Bottlebrush, her silver tabby Kneazle, was waiting expectantly in the kitchen next to his food dish. "Yes, yes, you silly thing," murmured Hermione as she filled his dish, "you're not going to starve." She opened the icebox, brought out the makings of a salad, and began to assemble it as she reflected on her day. Her main priority, she knew, should be on finding a way to get Swivingham's house-elf sex-slaves to testify.

And yet, her thoughts kept coming back to the mysterious Jacob Clayman. Did Teddy know Clayman from someplace else? Teddy's said to be knowledgeable about Muggle computers - for a wizard, anyway - so perhaps they met online? But that doesn't tally with the other facts…

She shook her head, ate her salad without really tasting it, and returned to the living room. She Summoned her briefcase, opened it, and spread the papers on the low table in front of the sofa… glanced over them… and decided that she couldn't bear to look at them tonight. Instead, she went to one of her many bookcases and looked over her library of books. She passed over the volumes that had come from Grimmauld Place, which Harry had willed to her, and instead selected a novel by one of her favorite Muggle authors, Dorothy Sayers.

But Murder Must Advertise didn't distract her, as it usually did.

Playing with Bottlebrush didn't distract her, either.

She started three letters to Rose before giving up the task as a lost cause.

In the end, she got ready for bed, whispered "Nox" to kill the lights, and crawled under the covers. Her bad dream had disturbed last night's sleep - she needed a full night of sleep tonight.
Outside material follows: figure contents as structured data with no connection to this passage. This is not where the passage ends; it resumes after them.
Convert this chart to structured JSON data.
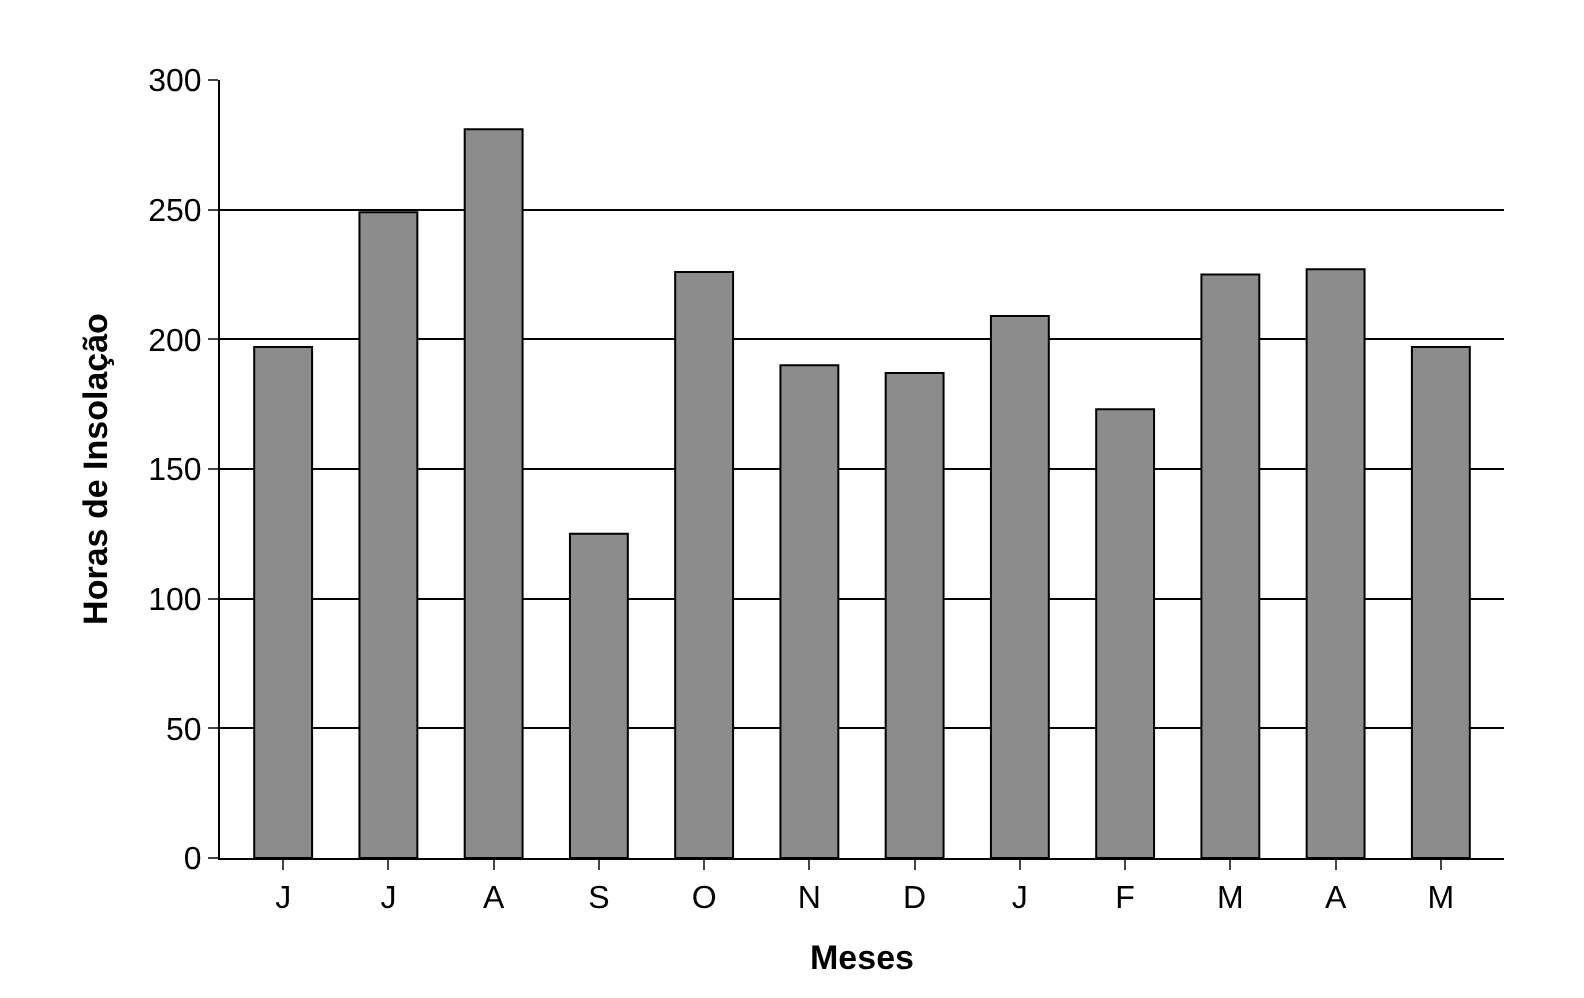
{
  "chart_data": {
    "type": "bar",
    "xlabel": "Meses",
    "ylabel": "Horas de Insolação",
    "categories": [
      "J",
      "J",
      "A",
      "S",
      "O",
      "N",
      "D",
      "J",
      "F",
      "M",
      "A",
      "M"
    ],
    "values": [
      197,
      249,
      281,
      125,
      226,
      190,
      187,
      209,
      173,
      225,
      227,
      197
    ],
    "color": "#8c8c8c",
    "ylim": [
      0,
      300
    ],
    "yticks": [
      0,
      50,
      100,
      150,
      200,
      250,
      300
    ],
    "grid": "y",
    "legend": false
  }
}
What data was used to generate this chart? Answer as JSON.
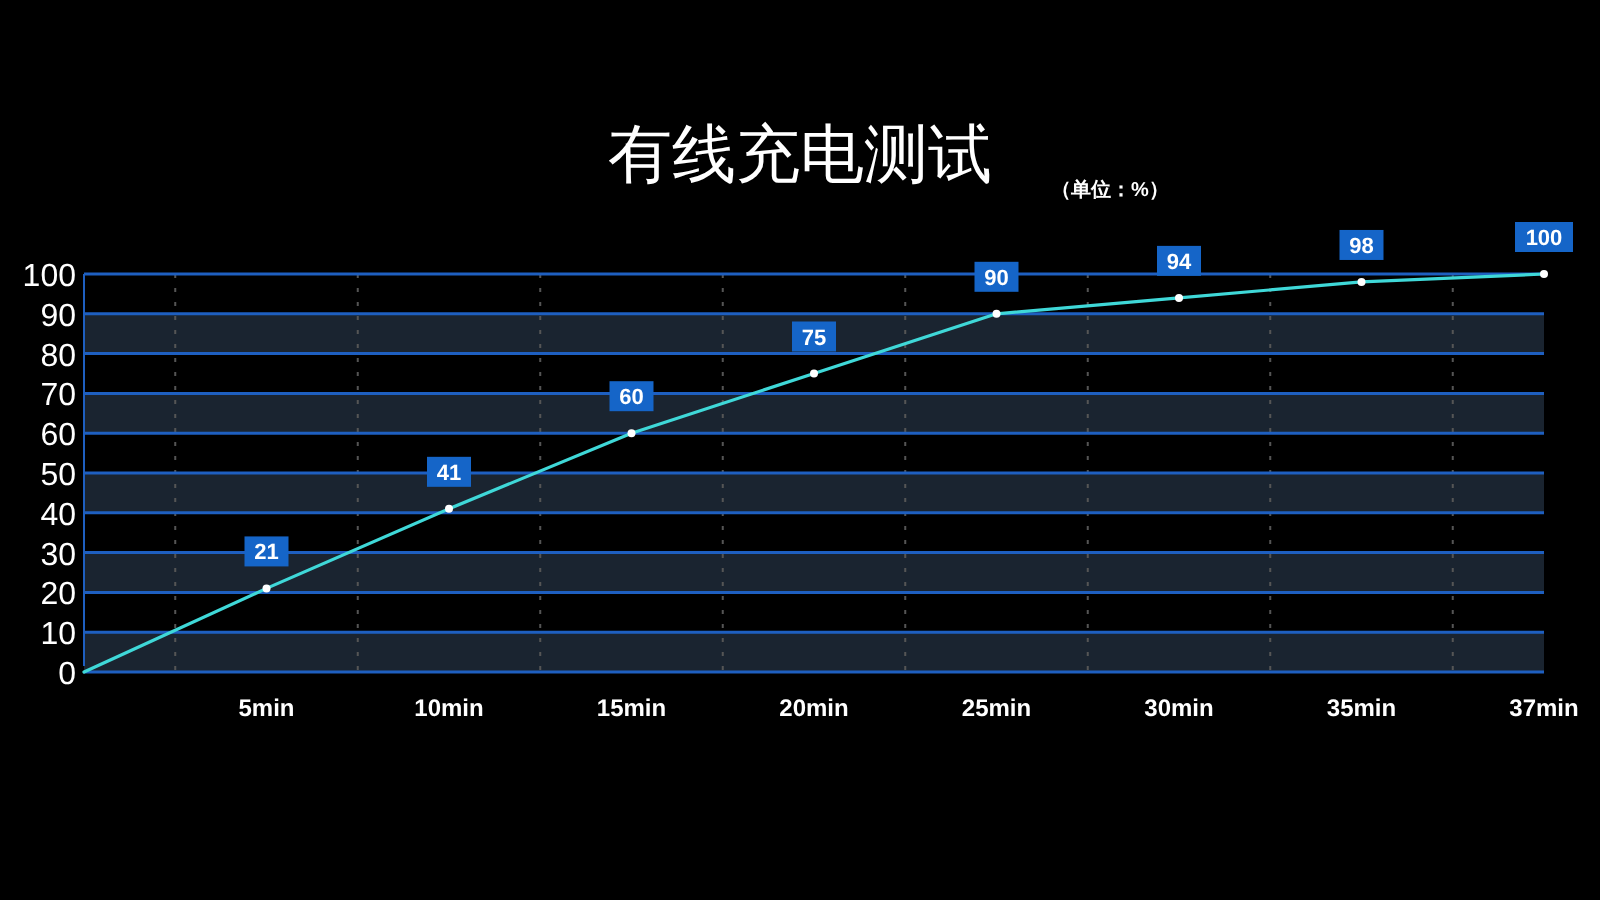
{
  "chart_data": {
    "type": "line",
    "title": "有线充电测试",
    "subtitle": "（单位：%）",
    "categories": [
      null,
      "5min",
      "10min",
      "15min",
      "20min",
      "25min",
      "30min",
      "35min",
      "37min"
    ],
    "series": [
      {
        "color": "#3fd8d8",
        "values": [
          0,
          21,
          41,
          60,
          75,
          90,
          94,
          98,
          100
        ],
        "value_labels": [
          null,
          "21",
          "41",
          "60",
          "75",
          "90",
          "94",
          "98",
          "100"
        ]
      }
    ],
    "ylim": [
      0,
      100
    ],
    "yticks": [
      0,
      10,
      20,
      30,
      40,
      50,
      60,
      70,
      80,
      90,
      100
    ],
    "bands": [
      {
        "axis": "y",
        "from": 0,
        "to": 10,
        "color": "#1a2430"
      },
      {
        "axis": "y",
        "from": 20,
        "to": 30,
        "color": "#1a2430"
      },
      {
        "axis": "y",
        "from": 40,
        "to": 50,
        "color": "#1a2430"
      },
      {
        "axis": "y",
        "from": 60,
        "to": 70,
        "color": "#1a2430"
      },
      {
        "axis": "y",
        "from": 80,
        "to": 90,
        "color": "#1a2430"
      }
    ],
    "grid": true,
    "marker": "circle"
  }
}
She closed her eyes and attempted to clear her mind of all thoughts.

No such luck. Hermione's brain seemed to be on overdrive: thought and reasoning flooding through it, as they hadn't done for, well, it seemed like years. For the moment, she surrendered to the trains of logic that were using her head as a waystation.

Assume Teddy knows Clayman… the timing of the phone call and Clayman's disappearance strongly suggests it. Why didn't Teddy say anything about him to Victoire? Is he trying to hide him… or protect him?

If Teddy swung that way, I might have suspected a love affair with an older man. But from what Fleur's said, he's not only quite straight - and something of a flirt, as well - he's genuinely attached to Victoire. So he must be protecting Clayman… for some other reason. What?

Is Clayman a criminal, perhaps? If so, he's astoundingly good - we have no evidence of a crime here at all! Even the use of the magical herbs and wine in Muggle food: as long as our secrets aren't revealed, there's no law against that.

But this Clayman does seem to want to be anonymous. Perhaps he's protecting someone, someone who'd be ashamed that this powerful wizard was working as a Muggle cook…

No way of knowing. All I know is that Teddy seems to be the one doing the protecting.

It's not a lover. It's not a family member. Teddy's too close-mouthed about this for it to be a casual acquaintance. Is there a pattern to his behavior? Do I know of anyone else who's acted like this?

Hermione rolled over and tried to settle more comfortably into her pillow.

Well, there was Harry. This was exactly how Harry acted with Sirius. Fiercely protective of his…

Her eyes flew open. Of. His. Godfather.